Tornò a sedersi e solo dopo un po' si rese conto che tutti lo stavano fissando e che la musica era stata spenta. «Che c'è? È lui che ha dato di matto!» Indicò Rocket, il quale si limitò ad alzare gli occhi al soffitto e a scuotere la testa.

«Un altro asgardiano, quindi,» commentò Nebula tranquillamente. «Ci sarà molto utile in battaglia.»

«Io sono Groot!»

«No, infatti, abbiamo detto che non cercheremo scontri per un po',» replicò subito Star Lord al tono lamentoso dell'altro.

«Se scendessi a vederlo potrei scoprire cosa prova e se è sincero.»

«No. Non è... per adesso non è necessario.» Guardò verso Mantis, ma un istante dopo arrivò anche la domanda di Drax.

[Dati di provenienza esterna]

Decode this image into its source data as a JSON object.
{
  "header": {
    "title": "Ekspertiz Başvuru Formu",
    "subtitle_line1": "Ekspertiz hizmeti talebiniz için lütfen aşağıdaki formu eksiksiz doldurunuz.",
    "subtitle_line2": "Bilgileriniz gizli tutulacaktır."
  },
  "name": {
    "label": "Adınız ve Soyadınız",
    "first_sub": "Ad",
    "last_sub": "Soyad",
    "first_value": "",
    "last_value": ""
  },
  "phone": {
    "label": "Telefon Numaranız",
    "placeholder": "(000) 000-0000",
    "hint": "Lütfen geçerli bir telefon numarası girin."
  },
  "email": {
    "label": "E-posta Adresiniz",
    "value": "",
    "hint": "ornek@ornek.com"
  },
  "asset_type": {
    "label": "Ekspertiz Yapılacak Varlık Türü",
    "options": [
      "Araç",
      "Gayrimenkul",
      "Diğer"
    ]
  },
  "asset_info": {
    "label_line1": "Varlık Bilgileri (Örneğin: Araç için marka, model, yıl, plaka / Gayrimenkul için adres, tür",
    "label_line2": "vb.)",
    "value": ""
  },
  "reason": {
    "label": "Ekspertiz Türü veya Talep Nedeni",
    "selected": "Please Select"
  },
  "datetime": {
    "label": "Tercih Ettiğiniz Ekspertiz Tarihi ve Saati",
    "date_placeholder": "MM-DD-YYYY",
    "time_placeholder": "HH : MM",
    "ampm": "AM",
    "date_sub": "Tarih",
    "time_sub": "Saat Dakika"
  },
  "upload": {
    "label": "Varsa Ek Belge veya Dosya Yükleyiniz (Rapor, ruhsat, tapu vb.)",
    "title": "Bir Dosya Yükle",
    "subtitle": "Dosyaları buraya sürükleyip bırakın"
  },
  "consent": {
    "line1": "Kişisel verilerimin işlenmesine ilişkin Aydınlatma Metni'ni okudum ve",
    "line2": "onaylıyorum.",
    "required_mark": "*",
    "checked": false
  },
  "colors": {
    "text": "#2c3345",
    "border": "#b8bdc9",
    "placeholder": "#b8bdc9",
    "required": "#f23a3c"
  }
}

«È bello come lo era l'angelo pirata quando ci è caduto addosso?»

«No. Sì... no!» Peter strinse gli occhi con una smorfia. «Non è proprio... bello, più... passabile, niente di che. E no è... strambo e... uhm... inquietante. Ma eravamo tutti d'accordo che Thor non fosse poi così attraente, o sbaglio?»

Ci fu un improvviso silenzio, qualche mugugno, prima che risuonasse il commento di Drax, seguito da quello di Mantis:

«Io non ero d'accordo.»

«Nemmeno io.»

«Io sono Groot.»

«Ehi! Ma... ehi!» Star Lord strinse le labbra e rialzò la musica nella cabina, mormorando poi tra sé: «Traditori.»